A drama needs a strong photography, here provided by the great Eugene Schuftan, uncredited because he was not an union member
(Archie Stout not a cinematographer to forget is credited. Now we need a good transfer and VCI is usually to be trusted.
SIRK had escaped the indignity of such shooting titles as STRANGE CONFESSION and GOODBYE MY LOVE.
This is really his film, he wrote the dialogue, with twin credit under the pseudonym of MICHAEL O'HARA, but we are not in a classroom and must forget about the other films because that early (12/1943-1/1944) second US film stands on its own legs.
In 1918, Kharkov, an impoverished aristocrat, EDWARD EVERETT HORTON, tries to have a manuscript published by the newspaper now owned by
ANNA LEE,and confesses that the manuscript was written by GEORGE SANDERS seven years earlier.

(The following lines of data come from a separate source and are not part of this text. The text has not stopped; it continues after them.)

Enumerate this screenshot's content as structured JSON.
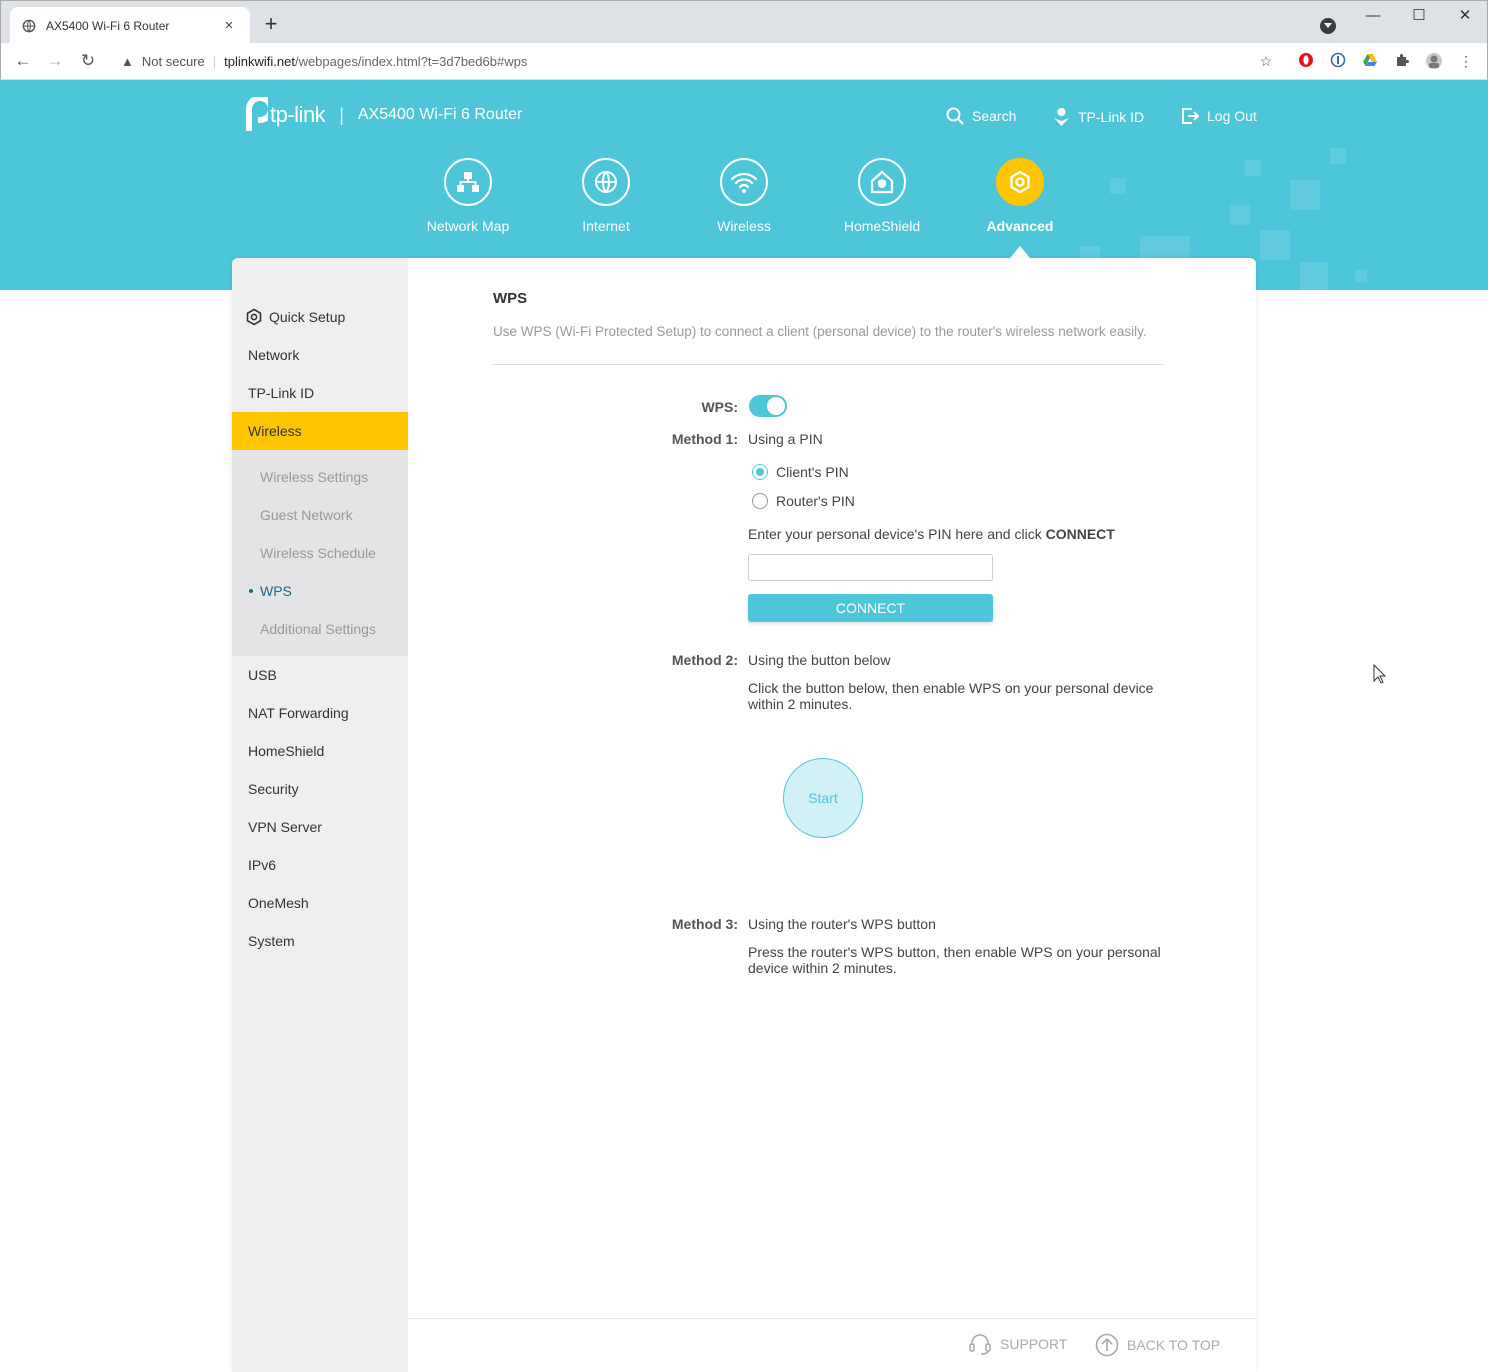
{
  "browser": {
    "tab_title": "AX5400 Wi-Fi 6 Router",
    "tab_close": "×",
    "new_tab": "+",
    "window_minimize": "—",
    "window_maximize": "☐",
    "window_close": "✕",
    "security_label": "Not secure",
    "url_host": "tplinkwifi.net",
    "url_path": "/webpages/index.html?t=3d7bed6b#wps"
  },
  "header": {
    "logo_text": "tp-link",
    "separator": "|",
    "model": "AX5400 Wi-Fi 6 Router",
    "search": "Search",
    "tplink_id": "TP-Link ID",
    "logout": "Log Out"
  },
  "main_nav": [
    {
      "label": "Network Map",
      "icon": "network-map-icon"
    },
    {
      "label": "Internet",
      "icon": "globe-icon"
    },
    {
      "label": "Wireless",
      "icon": "wifi-icon"
    },
    {
      "label": "HomeShield",
      "icon": "homeshield-icon"
    },
    {
      "label": "Advanced",
      "icon": "gear-icon",
      "active": true
    }
  ],
  "sidebar": {
    "items": [
      {
        "label": "Quick Setup",
        "icon": "gear-icon"
      },
      {
        "label": "Network"
      },
      {
        "label": "TP-Link ID"
      },
      {
        "label": "Wireless",
        "active": true
      },
      {
        "label": "USB"
      },
      {
        "label": "NAT Forwarding"
      },
      {
        "label": "HomeShield"
      },
      {
        "label": "Security"
      },
      {
        "label": "VPN Server"
      },
      {
        "label": "IPv6"
      },
      {
        "label": "OneMesh"
      },
      {
        "label": "System"
      }
    ],
    "wireless_sub": [
      {
        "label": "Wireless Settings"
      },
      {
        "label": "Guest Network"
      },
      {
        "label": "Wireless Schedule"
      },
      {
        "label": "WPS",
        "active": true
      },
      {
        "label": "Additional Settings"
      }
    ]
  },
  "wps": {
    "title": "WPS",
    "description": "Use WPS (Wi-Fi Protected Setup) to connect a client (personal device) to the router's wireless network easily.",
    "toggle_label": "WPS:",
    "toggle_on": true,
    "method1_label": "Method 1:",
    "method1_text": "Using a PIN",
    "radio_client": "Client's PIN",
    "radio_router": "Router's PIN",
    "selected_radio": "Client's PIN",
    "pin_prompt": "Enter your personal device's PIN here and click ",
    "pin_prompt_bold": "CONNECT",
    "pin_value": "",
    "connect_button": "CONNECT",
    "method2_label": "Method 2:",
    "method2_text": "Using the button below",
    "method2_desc": "Click the button below, then enable WPS on your personal device within 2 minutes.",
    "start_button": "Start",
    "method3_label": "Method 3:",
    "method3_text": "Using the router's WPS button",
    "method3_desc": "Press the router's WPS button, then enable WPS on your personal device within 2 minutes."
  },
  "footer": {
    "support": "SUPPORT",
    "back_to_top": "BACK TO TOP"
  },
  "colors": {
    "brand": "#4ec6da",
    "accent": "#ffc600"
  }
}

Back to 1911 SANDERS, local magistrate, engaged to LEE, desires the ambitious LINDA DARNELL, equally loved by the rich HORTON. DARNELL is soon murdered, after some romantic interludes.
CHARLES HAAS ,overseer of HORTON's estate is sent to Siberia.
And the murderer is: I won't tell you. LEE reads it and takes measures.
It's a brilliantly written and directed drama. Not a flamboyant melodrama which would be inappropriate and would weaken he characters.It only lacks more money.
DARNELL and SANDERS are very good.
We are still waiting for the 3 great SIRK pictures: SHOCKPROOF (Columbia), THE FIRST LEGION (U-A) and THUNDER ON THE HILL (Universal).
SIRK has become a dead idol (better than a living idol, nobody expects the French Inquisition) and it blurs the pleasure of his films.
Everything is now sacred: you can't put down any of his films without getting insulted.
He was a true professional who wouldn't have approved of that cultural fanaticism.